Now that holidays are less zoo-like, food has been scaled back and I've found a way to stay upright. Not this time. Nope. Wine and turkey means yum-tastic sleepiness. Cheesecake means I need to be rolled everywhere.

So once everyone left, this was my view (below) and I stayed that way until I got upstairs to my old bedroom. Need to sleep this off.

And no doubt breakfast will be leftovers. Ah, the magical holiday season! Merry Christmas!

Sunday, 20 November 2011

Can't sleep, clowns'll eat me

While the reason why I'm lying in bed, staring at the ceiling, blinking isn't an extremely scary clown bed like Bart Simpson, I feel his pain. I have nothing to do tomorrow that's urgent so it's not like I have to be up at a specific hour, but I would have liked to have a good night's sleep.

The Boy is out of town visiting his family so I have the nice, big bed to myself. And even though I miss the warmth of a man next to me, I Love (yes, capital L) starfishing. You know, when you're in bed and just spread your arms and legs out to the point where you look like a starfish. It's so amazing and freeing.

And it's really frustrating that I can't enjoy it.

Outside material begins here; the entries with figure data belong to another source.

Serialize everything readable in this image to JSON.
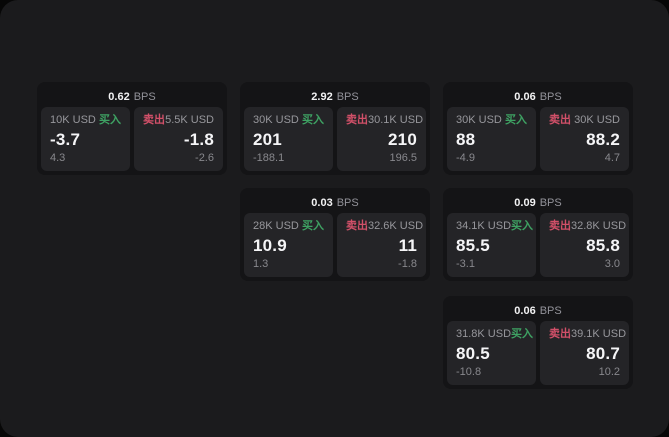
{
  "page": {
    "outer_background": "#070707",
    "panel_background": "#1b1b1d"
  },
  "labels": {
    "bps_unit": "BPS",
    "buy_tag": "买入",
    "sell_tag": "卖出"
  },
  "colors": {
    "buy_green": "#3ea263",
    "sell_red": "#d25069",
    "card_background": "#141416",
    "side_panel_background": "#242427",
    "text_primary": "#f5f5f7",
    "text_secondary": "#97979c"
  },
  "cards": [
    {
      "bps": "0.62",
      "row": 1,
      "col": 1,
      "buy": {
        "notional": "10K USD",
        "value": "-3.7",
        "sub": "4.3"
      },
      "sell": {
        "notional": "5.5K USD",
        "value": "-1.8",
        "sub": "-2.6"
      }
    },
    {
      "bps": "2.92",
      "row": 1,
      "col": 2,
      "buy": {
        "notional": "30K USD",
        "value": "201",
        "sub": "-188.1"
      },
      "sell": {
        "notional": "30.1K USD",
        "value": "210",
        "sub": "196.5"
      }
    },
    {
      "bps": "0.06",
      "row": 1,
      "col": 3,
      "buy": {
        "notional": "30K USD",
        "value": "88",
        "sub": "-4.9"
      },
      "sell": {
        "notional": "30K USD",
        "value": "88.2",
        "sub": "4.7"
      }
    },
    {
      "bps": "0.03",
      "row": 2,
      "col": 2,
      "buy": {
        "notional": "28K USD",
        "value": "10.9",
        "sub": "1.3"
      },
      "sell": {
        "notional": "32.6K USD",
        "value": "11",
        "sub": "-1.8"
      }
    },
    {
      "bps": "0.09",
      "row": 2,
      "col": 3,
      "buy": {
        "notional": "34.1K USD",
        "value": "85.5",
        "sub": "-3.1"
      },
      "sell": {
        "notional": "32.8K USD",
        "value": "85.8",
        "sub": "3.0"
      }
    },
    {
      "bps": "0.06",
      "row": 3,
      "col": 3,
      "buy": {
        "notional": "31.8K USD",
        "value": "80.5",
        "sub": "-10.8"
      },
      "sell": {
        "notional": "39.1K USD",
        "value": "80.7",
        "sub": "10.2"
      }
    }
  ]
}
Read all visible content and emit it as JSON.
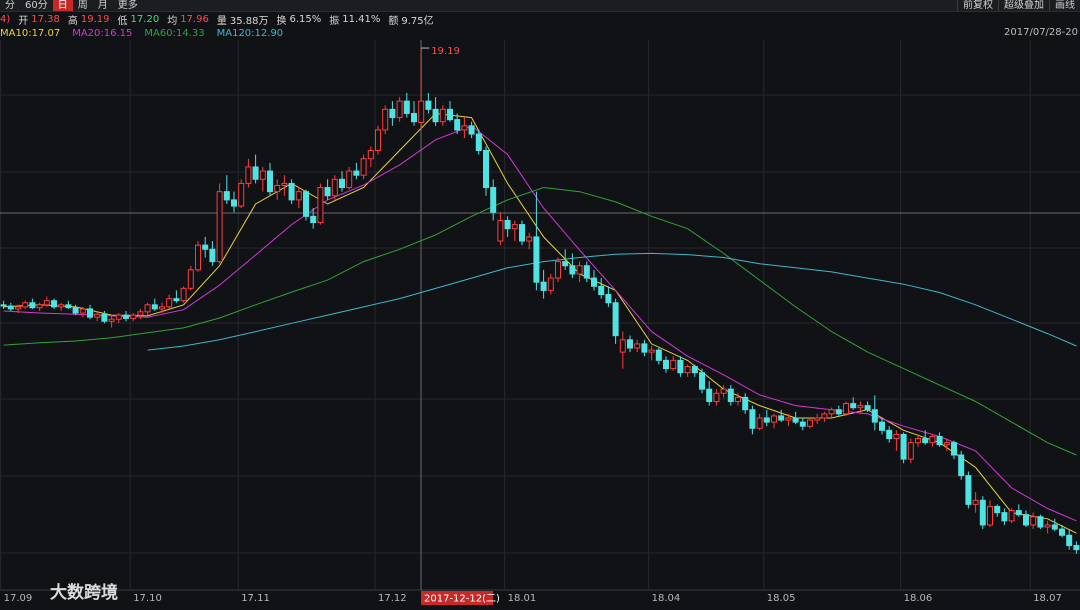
{
  "toolbar": {
    "tabs": [
      {
        "text": "分",
        "active": false
      },
      {
        "text": "60分",
        "active": false
      },
      {
        "text": "日",
        "active": true
      },
      {
        "text": "周",
        "active": false
      },
      {
        "text": "月",
        "active": false
      },
      {
        "text": "更多",
        "active": false
      }
    ],
    "tools": [
      "前复权",
      "超级叠加",
      "画线"
    ]
  },
  "stats": {
    "prefix": "4)",
    "items": [
      {
        "label": "开",
        "value": "17.38",
        "color": "#ff4a4a"
      },
      {
        "label": "高",
        "value": "19.19",
        "color": "#ff4a4a"
      },
      {
        "label": "低",
        "value": "17.20",
        "color": "#3ee07a"
      },
      {
        "label": "均",
        "value": "17.96",
        "color": "#ff4a4a"
      },
      {
        "label": "量",
        "value": "35.88万",
        "color": "#d8d8d8"
      },
      {
        "label": "换",
        "value": "6.15%",
        "color": "#d8d8d8"
      },
      {
        "label": "振",
        "value": "11.41%",
        "color": "#d8d8d8"
      },
      {
        "label": "额",
        "value": "9.75亿",
        "color": "#d8d8d8"
      }
    ]
  },
  "date_range": "2017/07/28-20",
  "watermark": "大数跨境",
  "chart_data": {
    "type": "candlestick",
    "up_color": "#ff3b3b",
    "down_color": "#4fe3e3",
    "ylim": [
      6.87,
      19.92
    ],
    "categories": [
      "17.09",
      null,
      null,
      null,
      null,
      null,
      null,
      null,
      null,
      null,
      null,
      null,
      null,
      null,
      null,
      null,
      null,
      null,
      "17.10",
      null,
      null,
      null,
      null,
      null,
      null,
      null,
      null,
      null,
      null,
      null,
      null,
      null,
      null,
      "17.11",
      null,
      null,
      null,
      null,
      null,
      null,
      null,
      null,
      null,
      null,
      null,
      null,
      null,
      null,
      null,
      null,
      null,
      null,
      "17.12",
      null,
      null,
      null,
      null,
      null,
      null,
      null,
      null,
      null,
      null,
      null,
      null,
      null,
      null,
      null,
      null,
      null,
      "18.01",
      null,
      null,
      null,
      null,
      null,
      null,
      null,
      null,
      null,
      null,
      null,
      null,
      null,
      null,
      null,
      null,
      null,
      null,
      null,
      "18.04",
      null,
      null,
      null,
      null,
      null,
      null,
      null,
      null,
      null,
      null,
      null,
      null,
      null,
      null,
      null,
      "18.05",
      null,
      null,
      null,
      null,
      null,
      null,
      null,
      null,
      null,
      null,
      null,
      null,
      null,
      null,
      null,
      null,
      null,
      null,
      "18.06",
      null,
      null,
      null,
      null,
      null,
      null,
      null,
      null,
      null,
      null,
      null,
      null,
      null,
      null,
      null,
      null,
      null,
      "18.07",
      null,
      null,
      null,
      null,
      null,
      null
    ],
    "candles": [
      [
        12.95,
        13.05,
        12.85,
        12.92
      ],
      [
        12.92,
        13.0,
        12.8,
        12.85
      ],
      [
        12.85,
        12.95,
        12.75,
        12.9
      ],
      [
        12.9,
        13.05,
        12.85,
        13.0
      ],
      [
        13.0,
        13.1,
        12.85,
        12.88
      ],
      [
        12.88,
        13.0,
        12.8,
        12.95
      ],
      [
        12.95,
        13.15,
        12.9,
        13.05
      ],
      [
        13.05,
        13.1,
        12.85,
        12.9
      ],
      [
        12.9,
        13.0,
        12.8,
        12.95
      ],
      [
        12.95,
        13.05,
        12.85,
        12.88
      ],
      [
        12.88,
        12.95,
        12.7,
        12.75
      ],
      [
        12.75,
        12.9,
        12.65,
        12.85
      ],
      [
        12.85,
        12.95,
        12.6,
        12.65
      ],
      [
        12.65,
        12.8,
        12.55,
        12.72
      ],
      [
        12.72,
        12.8,
        12.5,
        12.55
      ],
      [
        12.55,
        12.7,
        12.4,
        12.6
      ],
      [
        12.6,
        12.75,
        12.5,
        12.7
      ],
      [
        12.7,
        12.8,
        12.55,
        12.62
      ],
      [
        12.62,
        12.75,
        12.55,
        12.7
      ],
      [
        12.7,
        12.85,
        12.6,
        12.78
      ],
      [
        12.78,
        13.0,
        12.7,
        12.95
      ],
      [
        12.95,
        13.1,
        12.8,
        12.85
      ],
      [
        12.85,
        13.0,
        12.75,
        12.9
      ],
      [
        12.9,
        13.2,
        12.85,
        13.1
      ],
      [
        13.1,
        13.3,
        13.0,
        13.05
      ],
      [
        13.05,
        13.4,
        13.0,
        13.35
      ],
      [
        13.35,
        13.9,
        13.3,
        13.8
      ],
      [
        13.8,
        14.5,
        13.75,
        14.4
      ],
      [
        14.4,
        14.6,
        14.1,
        14.3
      ],
      [
        14.3,
        14.5,
        13.9,
        14.0
      ],
      [
        14.0,
        15.9,
        13.95,
        15.7
      ],
      [
        15.7,
        16.1,
        15.4,
        15.5
      ],
      [
        15.5,
        15.7,
        15.2,
        15.35
      ],
      [
        15.35,
        16.0,
        15.3,
        15.9
      ],
      [
        15.9,
        16.5,
        15.8,
        16.3
      ],
      [
        16.3,
        16.6,
        15.9,
        16.0
      ],
      [
        16.0,
        16.3,
        15.7,
        16.2
      ],
      [
        16.2,
        16.4,
        15.6,
        15.7
      ],
      [
        15.7,
        16.0,
        15.5,
        15.85
      ],
      [
        15.85,
        16.1,
        15.6,
        15.9
      ],
      [
        15.9,
        16.0,
        15.4,
        15.5
      ],
      [
        15.5,
        15.8,
        15.3,
        15.7
      ],
      [
        15.7,
        15.75,
        15.0,
        15.1
      ],
      [
        15.1,
        15.3,
        14.8,
        14.95
      ],
      [
        14.95,
        15.9,
        14.9,
        15.8
      ],
      [
        15.8,
        16.0,
        15.5,
        15.6
      ],
      [
        15.6,
        16.1,
        15.5,
        16.0
      ],
      [
        16.0,
        16.2,
        15.7,
        15.8
      ],
      [
        15.8,
        16.3,
        15.75,
        16.2
      ],
      [
        16.2,
        16.4,
        16.0,
        16.1
      ],
      [
        16.1,
        16.6,
        16.0,
        16.5
      ],
      [
        16.5,
        16.8,
        16.3,
        16.7
      ],
      [
        16.7,
        17.3,
        16.6,
        17.2
      ],
      [
        17.2,
        17.8,
        17.1,
        17.7
      ],
      [
        17.7,
        17.9,
        17.3,
        17.5
      ],
      [
        17.5,
        18.0,
        17.4,
        17.9
      ],
      [
        17.9,
        18.1,
        17.5,
        17.6
      ],
      [
        17.6,
        17.9,
        17.3,
        17.4
      ],
      [
        17.38,
        19.19,
        17.2,
        17.9
      ],
      [
        17.9,
        18.1,
        17.6,
        17.7
      ],
      [
        17.7,
        18.0,
        17.3,
        17.4
      ],
      [
        17.4,
        17.8,
        17.3,
        17.7
      ],
      [
        17.7,
        17.9,
        17.4,
        17.45
      ],
      [
        17.45,
        17.6,
        17.1,
        17.2
      ],
      [
        17.2,
        17.5,
        17.0,
        17.3
      ],
      [
        17.3,
        17.4,
        17.0,
        17.1
      ],
      [
        17.1,
        17.2,
        16.6,
        16.7
      ],
      [
        16.7,
        16.8,
        15.6,
        15.8
      ],
      [
        15.8,
        16.0,
        15.0,
        15.2
      ],
      [
        14.5,
        15.2,
        14.4,
        15.0
      ],
      [
        15.0,
        15.1,
        14.6,
        14.8
      ],
      [
        14.8,
        15.0,
        14.5,
        14.9
      ],
      [
        14.9,
        15.0,
        14.4,
        14.5
      ],
      [
        14.5,
        14.7,
        14.3,
        14.6
      ],
      [
        14.6,
        15.7,
        13.3,
        13.5
      ],
      [
        13.5,
        13.8,
        13.1,
        13.3
      ],
      [
        13.3,
        13.7,
        13.2,
        13.6
      ],
      [
        13.6,
        14.1,
        13.5,
        14.0
      ],
      [
        14.0,
        14.3,
        13.8,
        13.9
      ],
      [
        13.9,
        14.2,
        13.6,
        13.7
      ],
      [
        13.7,
        14.0,
        13.5,
        13.9
      ],
      [
        13.9,
        14.0,
        13.5,
        13.6
      ],
      [
        13.6,
        13.8,
        13.3,
        13.4
      ],
      [
        13.4,
        13.6,
        13.1,
        13.2
      ],
      [
        13.2,
        13.4,
        12.9,
        13.0
      ],
      [
        13.0,
        13.1,
        12.0,
        12.2
      ],
      [
        11.8,
        12.3,
        11.4,
        12.1
      ],
      [
        12.1,
        12.2,
        11.8,
        11.9
      ],
      [
        11.9,
        12.1,
        11.8,
        12.0
      ],
      [
        12.0,
        12.1,
        11.7,
        11.8
      ],
      [
        11.8,
        11.95,
        11.6,
        11.85
      ],
      [
        11.85,
        11.9,
        11.5,
        11.6
      ],
      [
        11.6,
        11.7,
        11.3,
        11.4
      ],
      [
        11.4,
        11.7,
        11.35,
        11.6
      ],
      [
        11.6,
        11.7,
        11.2,
        11.3
      ],
      [
        11.3,
        11.5,
        11.2,
        11.45
      ],
      [
        11.45,
        11.5,
        11.2,
        11.3
      ],
      [
        11.3,
        11.4,
        10.8,
        10.9
      ],
      [
        10.9,
        11.1,
        10.5,
        10.6
      ],
      [
        10.6,
        10.9,
        10.5,
        10.8
      ],
      [
        10.8,
        11.0,
        10.7,
        10.9
      ],
      [
        10.9,
        11.0,
        10.5,
        10.6
      ],
      [
        10.6,
        10.8,
        10.5,
        10.7
      ],
      [
        10.7,
        10.8,
        10.3,
        10.4
      ],
      [
        10.4,
        10.5,
        9.8,
        9.95
      ],
      [
        9.95,
        10.3,
        9.9,
        10.2
      ],
      [
        10.2,
        10.4,
        10.0,
        10.1
      ],
      [
        10.1,
        10.3,
        9.95,
        10.25
      ],
      [
        10.25,
        10.4,
        10.1,
        10.15
      ],
      [
        10.15,
        10.3,
        10.0,
        10.2
      ],
      [
        10.2,
        10.35,
        10.05,
        10.1
      ],
      [
        10.1,
        10.2,
        9.9,
        10.0
      ],
      [
        10.0,
        10.2,
        9.95,
        10.15
      ],
      [
        10.15,
        10.3,
        10.05,
        10.2
      ],
      [
        10.2,
        10.35,
        10.1,
        10.3
      ],
      [
        10.3,
        10.45,
        10.2,
        10.4
      ],
      [
        10.4,
        10.5,
        10.25,
        10.3
      ],
      [
        10.3,
        10.6,
        10.25,
        10.55
      ],
      [
        10.55,
        10.7,
        10.4,
        10.45
      ],
      [
        10.45,
        10.6,
        10.3,
        10.5
      ],
      [
        10.5,
        10.6,
        10.35,
        10.4
      ],
      [
        10.4,
        10.75,
        9.9,
        10.1
      ],
      [
        10.1,
        10.2,
        9.8,
        9.9
      ],
      [
        9.9,
        10.0,
        9.6,
        9.7
      ],
      [
        9.7,
        9.9,
        9.4,
        9.8
      ],
      [
        9.8,
        9.85,
        9.1,
        9.2
      ],
      [
        9.2,
        9.7,
        9.1,
        9.6
      ],
      [
        9.6,
        9.8,
        9.5,
        9.7
      ],
      [
        9.7,
        9.9,
        9.55,
        9.6
      ],
      [
        9.6,
        9.8,
        9.5,
        9.75
      ],
      [
        9.75,
        9.85,
        9.5,
        9.55
      ],
      [
        9.55,
        9.7,
        9.4,
        9.6
      ],
      [
        9.6,
        9.65,
        9.2,
        9.3
      ],
      [
        9.3,
        9.4,
        8.7,
        8.8
      ],
      [
        8.8,
        8.9,
        8.0,
        8.1
      ],
      [
        8.1,
        8.4,
        7.9,
        8.2
      ],
      [
        8.2,
        8.3,
        7.5,
        7.6
      ],
      [
        7.6,
        8.2,
        7.55,
        8.05
      ],
      [
        8.05,
        8.1,
        7.8,
        7.9
      ],
      [
        7.9,
        8.0,
        7.6,
        7.7
      ],
      [
        7.7,
        8.0,
        7.65,
        7.95
      ],
      [
        7.95,
        8.1,
        7.8,
        7.85
      ],
      [
        7.85,
        7.95,
        7.55,
        7.6
      ],
      [
        7.6,
        7.9,
        7.5,
        7.8
      ],
      [
        7.8,
        7.85,
        7.5,
        7.55
      ],
      [
        7.55,
        7.7,
        7.4,
        7.6
      ],
      [
        7.6,
        7.75,
        7.45,
        7.5
      ],
      [
        7.5,
        7.6,
        7.3,
        7.35
      ],
      [
        7.35,
        7.5,
        7.0,
        7.1
      ],
      [
        7.1,
        7.2,
        6.9,
        7.0
      ]
    ],
    "x": [
      0,
      5,
      10,
      15,
      20,
      25,
      30,
      35,
      40,
      45,
      50,
      55,
      60,
      65,
      70,
      75,
      80,
      85,
      90,
      95,
      100,
      105,
      110,
      115,
      120,
      125,
      130,
      135,
      140,
      145,
      149
    ],
    "series": [
      {
        "name": "MA10:17.07",
        "color": "#e8d33a",
        "values": [
          12.9,
          12.95,
          12.9,
          12.7,
          12.68,
          12.95,
          13.9,
          15.4,
          15.9,
          15.4,
          15.8,
          16.7,
          17.6,
          17.5,
          15.9,
          14.6,
          13.7,
          13.3,
          12.0,
          11.6,
          10.9,
          10.5,
          10.2,
          10.2,
          10.4,
          9.9,
          9.6,
          9.0,
          7.9,
          7.75,
          7.4
        ]
      },
      {
        "name": "MA20:16.15",
        "color": "#d238d6",
        "values": [
          12.8,
          12.75,
          12.72,
          12.68,
          12.65,
          12.83,
          13.43,
          14.16,
          14.9,
          15.5,
          15.86,
          16.35,
          16.96,
          17.3,
          16.6,
          15.3,
          14.28,
          13.3,
          12.3,
          11.7,
          11.25,
          10.76,
          10.5,
          10.4,
          10.3,
          10.0,
          9.75,
          9.4,
          8.5,
          8.0,
          7.7
        ]
      },
      {
        "name": "MA60:14.33",
        "color": "#2fa33a",
        "values": [
          11.97,
          12.03,
          12.07,
          12.15,
          12.27,
          12.39,
          12.63,
          12.95,
          13.26,
          13.55,
          14.0,
          14.3,
          14.65,
          15.1,
          15.5,
          15.8,
          15.7,
          15.45,
          15.1,
          14.8,
          14.2,
          13.55,
          12.9,
          12.3,
          11.8,
          11.4,
          11.0,
          10.6,
          10.1,
          9.6,
          9.3
        ]
      },
      {
        "name": "MA120:12.90",
        "color": "#3fb7c9",
        "values": [
          null,
          null,
          null,
          null,
          11.85,
          11.95,
          12.1,
          12.3,
          12.5,
          12.7,
          12.9,
          13.1,
          13.35,
          13.6,
          13.85,
          14.0,
          14.1,
          14.18,
          14.2,
          14.17,
          14.1,
          13.95,
          13.85,
          13.75,
          13.6,
          13.45,
          13.25,
          12.95,
          12.6,
          12.25,
          11.95
        ]
      }
    ],
    "crosshair_label": "2017-12-12(二)"
  }
}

The reason I'm not in the wonderful land of sleep? I checked my work phone before going to bed and realized I have to tie up some loose ends tomorrow (today, really but it still feels like Saturday) for a things happening on Monday and while it won't take much time on my end, I wanted a dessert utopia of a weekend devoid of work.

I also have a few things stressing me out, but they are things I can't change - for the time being anyways - so I am trying my darndest to just stop thinking about them. Easier said than done for an expert, world class worrier such as myself but I'm going to try and see where that strategy will take me.

For now, I'm wide awake and will probably just watch some TV until I can get sleepy again. And I hope that won't be at nine o'clock at night.

UPDATE: I just bought a pair of boots online. Yeah. I need to sleep before I max out my credit card.

Monday, 7 November 2011

Daylight saving what now?

That extra hour of sleep is amazing. Or at least the thought of it is. This weekend, not so much.

After going out with the Boy to celebrate his oldness, he went to sleep and I plopped myself on the couch thinking I'll catch an episode of Storage Wars (which I'm mildly obsessed with now) and head to bed. Not so much. After an hour of konking out on the couch, I dragged myself to bed but just couldn't sleep.

I not only began thinking about what I needed to do the next day but I started to reflect on my entire year - ups and downs and everything. That is not the nice, relaxing beach that I like to picture myself on as I settle into bed.

So despite a really fun weekend spent with friends, the Boy and myself (me time matters, too!), I was ZONKED come Sunday. So tired that I went to bed at nine last night! Now, um, not so much.

My body really needs to get on the sleeping regularly boat because if not, I'll be trying to find Storage Wars marathon to get lost in.